There is a great line that "complexity isn't created or destroyed - it is just made somebody else's problem" - do you want to make these an AWS IAM problem or an AWS account-management problem? A pipeline/automation problem or a heavily-staffed security team who can write great IAM policies/PBs/SCPs problem? A SaaS vendor we can procure a CIEM from problem? etc.
alwaysanon
·4 ปีที่แล้ว·discuss
The author was doing the right thing with explaining it only makes sense when you know the history of how we got to where we are - but there is a bit more to it. It is all a series of band-aids. Band-aids all the way down. As somebody who has been involved with AWS since 2012 I've seen them all get added incrementally in response to explosions in usage and complexity and customer unhappiness and frustration.

Explicit allows being all you can do in an IAM policy were easy(ish) when there was a handful of AWS services and API actions. As there were more and more services and policy actions etc. they became unwieldy. Enter Permission Boundaries where you could wrap a few explicit denies around them. Kubernetes RBAC is nearly at the same place and could now really use those too - but I digress.

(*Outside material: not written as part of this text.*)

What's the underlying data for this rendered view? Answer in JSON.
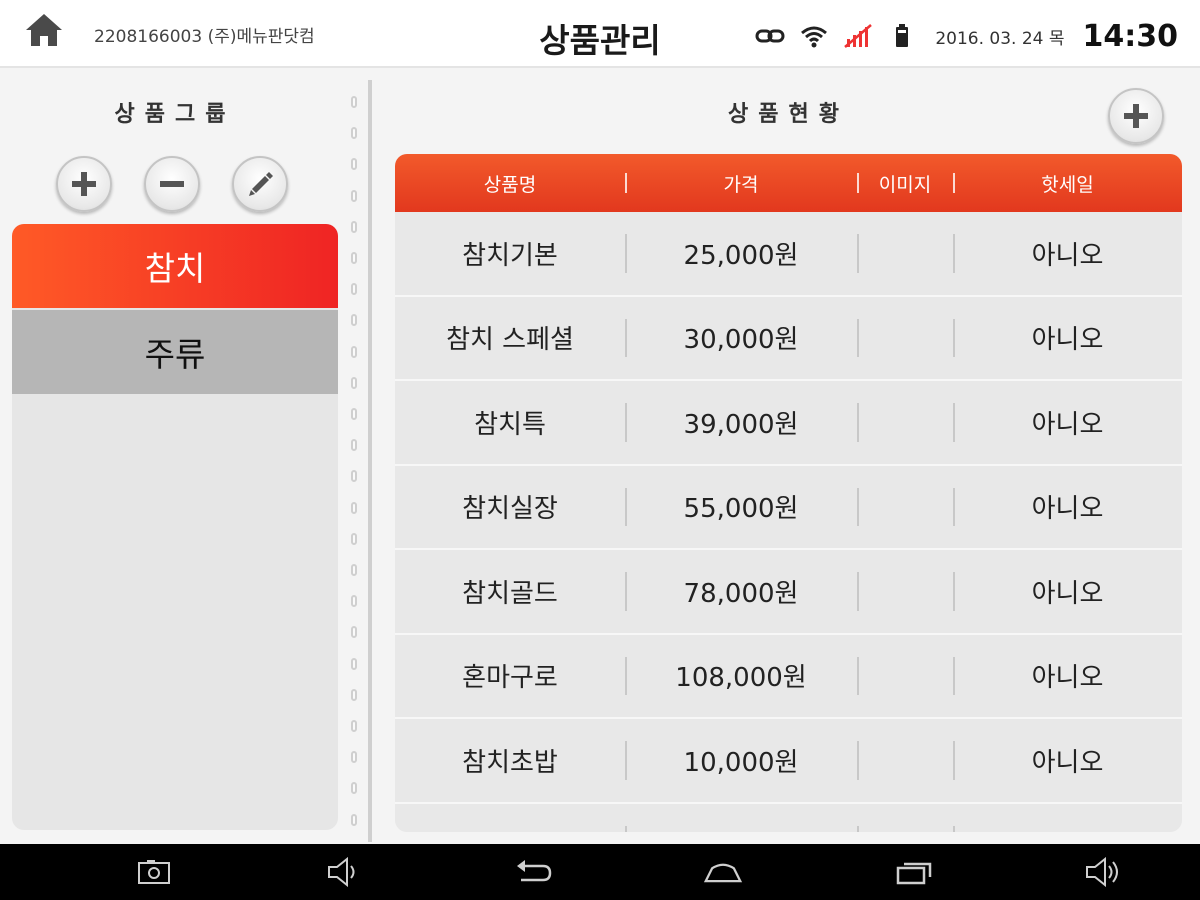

Also, early on in my AWS journey, even two accounts (one non-prod and one prod) was only done half the time and viewed as a best practice to think about - people genrally just opened one AWS account. But when IAM wasn't enough (i.e. there wasn't enough granularity on the resources or the conditions exposed etc.) the answer became separate AWS accounts as the only, or at least the easiest, way enforce these authorization boundaries/separations with a blunt instrument you could trust. It also helped to keep your bills straight before they would do things like break them down by Tag.

Then you often needed cross-account role assumptions to deal with the inevitable cases where things or people needed access between these accounts.

Then the explosion in AWS Accounts led to AWS Organizations to provision and manage them all. And it built in Service Control Policies and OUs as a tool/layer to help further manage/constrain IAM policies/permissions (IAM policies, Permission Boundaries and SCPs now being in a venn diagram with each other these days).

But AWS Organizations managing heaps of accounts was also too painful to use and get right and so they brought in AWS Control Tower to help make setting up Organizations easier.

So, in short, this all makes sense when you understand the inability to totally rewrite/refactor important complex systems used by customers (breaking backward compatibility) and instead trying to keep solving all the challenges with an steady stream of incremental band-aids that you can announce at re:Invent.